タイトル「Water Ripples」(ジャンル:AQUA スペース:D−10)
主人公、美樹・M・モデルニは水の惑星アクアに住む、水先案内人(ウンディーネ)を目指す半人前の少女。
しかし彼女の勤める水先案内店「ジョリークラブ」は万年赤字経営で倒産寸前、社長のネコさんも居なければプリマ(一人前)も居ない、もはや風前の灯。

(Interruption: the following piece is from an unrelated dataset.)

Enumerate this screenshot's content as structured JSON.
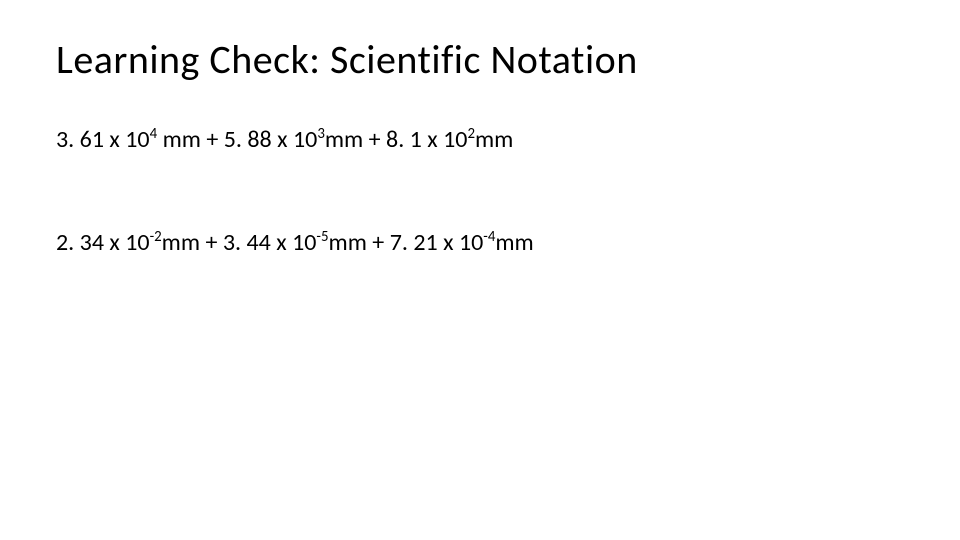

美樹も半人前ゆえの生活苦から、専ら副業のパン屋のお手伝いばかりの毎日……同級生の友人らが一人前と自立していく中、えも知れぬ不安が彼女を苛める。
「私はプリマになれるんだろうか……」
もはや美樹ひとりとなったジョリークラブの看板に見切りをつけ、他のお店へと鞍替えすればプリマへの近道とはなるのは明らかなのは、美樹にも十分に理解している事だ。
年中閉じたままの事務所の雨戸、ビニールシートをかけられた白いゴンドラ、並んだオールにはホコリがつもり、クローゼットに並んだいくつもの制服……
かつて栄えたであろう看板は、美樹一人が孤軍奮闘する今はもう見る影もない。
水の惑星アクアは梅雨時の「アクアアルタ」も過ぎ、やがて本格的な夏が訪れようとしていた。
遠くに見える柔らかな緑は、少しづつくっきりはっきりと色を強めて来ている。 水平線に顔を出した入道雲も力強い。
美樹は今日も太陽の昇らないうちからパン屋の仕事へと向かう。
……明日が見えない、そんな不安から目をそらしながら美樹は今日も歩く。